One of the primary tenets of our industry is encapsulation. Best practice is to hide your internal data and do access through get/set methods. On top of these objects we design elaborate APIs to modify those objects. As long as we remain in a single process things actually work amazingly well as the success of object oriented technology demonstrates. However, once the objects escape to other processes, the advantages are less clear. Anybody that has worked with object relational mapping (JPA, Hibernate, etc) or communication architectures knows the pain of ensuring that the receiver properly understand these  "private" instance fields.You might have a chance in a homogenous system under central control but in an Internet world such systems are rare and will be rarer. Unfortunately, clinging to object oriented technologies has given us APIs that work very badly in large scale distributed systems.

The first time I became aware of this problem was with Java security in 1997. The security model of Java is very object oriented, hiding the semantics of the security grant behind a user defined method call (implies). Though very powerful its cost is very high. Not only is it impossible to optimize (the method call is not required to answer the same answer under the same conditions), it is also virtually impossible to provide the user interface with this authorization information. Though a browser based program cannot be trusted to enforce security, the authorization information is crucial to make good user interfaces. Few things are more annoying than being able to push a button and then be told you're not allowed to push that button. Such an unauthorized button should obviously not have been visible in the first place. Remote procedure calls for such fine grained authorization calls are neither feasible nor desirable from a scalability point of view.

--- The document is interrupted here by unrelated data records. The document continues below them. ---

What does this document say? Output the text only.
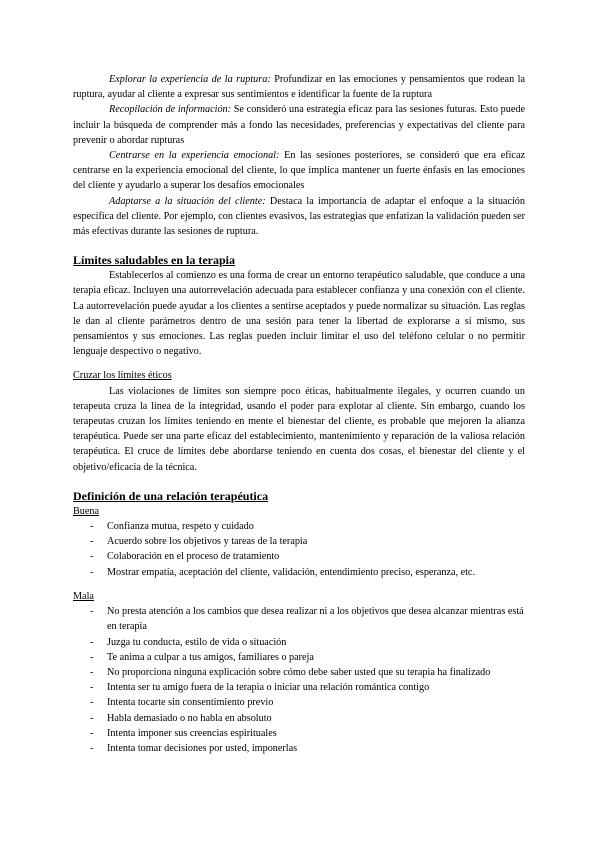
Explorar la experiencia de la ruptura: Profundizar en las emociones y pensamientos que rodean la ruptura, ayudar al cliente a expresar sus sentimientos e identificar la fuente de la ruptura

Recopilación de información: Se consideró una estrategia eficaz para las sesiones futuras. Esto puede incluir la búsqueda de comprender más a fondo las necesidades, preferencias y expectativas del cliente para prevenir o abordar rupturas

Centrarse en la experiencia emocional: En las sesiones posteriores, se consideró que era eficaz centrarse en la experiencia emocional del cliente, lo que implica mantener un fuerte énfasis en las emociones del cliente y ayudarlo a superar los desafíos emocionales

Adaptarse a la situación del cliente: Destaca la importancia de adaptar el enfoque a la situación específica del cliente. Por ejemplo, con clientes evasivos, las estrategias que enfatizan la validación pueden ser más efectivas durante las sesiones de ruptura.

Límites saludables en la terapia

Establecerlos al comienzo es una forma de crear un entorno terapéutico saludable, que conduce a una terapia eficaz. Incluyen una autorrevelación adecuada para establecer confianza y una conexión con el cliente. La autorrevelación puede ayudar a los clientes a sentirse aceptados y puede normalizar su situación. Las reglas le dan al cliente parámetros dentro de una sesión para tener la libertad de explorarse a sí mismo, sus pensamientos y sus emociones. Las reglas pueden incluir limitar el uso del teléfono celular o no permitir lenguaje despectivo o negativo.

Cruzar los límites éticos

Las violaciones de límites son siempre poco éticas, habitualmente ilegales, y ocurren cuando un terapeuta cruza la línea de la integridad, usando el poder para explotar al cliente. Sin embargo, cuando los terapeutas cruzan los límites teniendo en mente el bienestar del cliente, es probable que mejoren la alianza terapéutica. Puede ser una parte eficaz del establecimiento, mantenimiento y reparación de la valiosa relación terapéutica. El cruce de límites debe abordarse teniendo en cuenta dos cosas, el bienestar del cliente y el objetivo/eficacia de la técnica.

Definición de una relación terapéutica

Buena

- Confianza mutua, respeto y cuidado
- Acuerdo sobre los objetivos y tareas de la terapia
- Colaboración en el proceso de tratamiento
- Mostrar empatía, aceptación del cliente, validación, entendimiento preciso, esperanza, etc.

Mala

- No presta atención a los cambios que desea realizar ni a los objetivos que desea alcanzar mientras está en terapia
- Juzga tu conducta, estilo de vida o situación
- Te anima a culpar a tus amigos, familiares o pareja
- No proporciona ninguna explicación sobre cómo debe saber usted que su terapia ha finalizado
- Intenta ser tu amigo fuera de la terapia o iniciar una relación romántica contigo
- Intenta tocarte sin consentimiento previo
- Habla demasiado o no habla en absoluto
- Intenta imponer sus creencias espirituales
- Intenta tomar decisiones por usted, imponerlas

Another, more recent problem is the JSR 303 data validation API. This specification uses a very clever technique to create elaborate validation schemes. Incredibly powerful but due to reliance on inheritance and annotations. When the UI is built in the server, this provides a neat tool but when the UI is executed remotely you are stuck with a lot of obtuse information that is impossible to transfer to the browser where the user can be guided in providing the right input. Simple regular expressions might not be nearly as powerful but are trivial to share between browser and server.

The last example is just plain API design. Most of the APIs I've designed heavily rely on object references. The reference works fine in the same VM but has no meaning outside this VM. Once you go to a distributed model you need to have object identities that can travel between processes. Anybody that needs to provide an API to MBeans knows how painful it is to create a distributed API on top of a pure object oriented API. It requires a lot of mapping and caching code for no obvious purpose. A few weeks ago I tried to use the OSGi User Admin but found myself having to do this kind of busy-work over and over again. In the end I designed a completely new API (and implementation) that assumes that today many Java APIs must be useful in a distributed environments.

To prevent Java from becoming obsolete we must therefore rethink the way we design APIs. For many applications today the norm is being a service in a network of peers, where even the browser is becoming one of the peers. Every access to this service is a remote procedure. Despite the unbelievable increase in network speed a remote procedure call will always be slower than a local call, not to mention the difference in reliability. APIs must therefore be designed to minimize roundtrips and data transfers. Instead of optimizing for local programs I think it is time to start thinking global so we can avoid this up-coming meteorite called HTML5.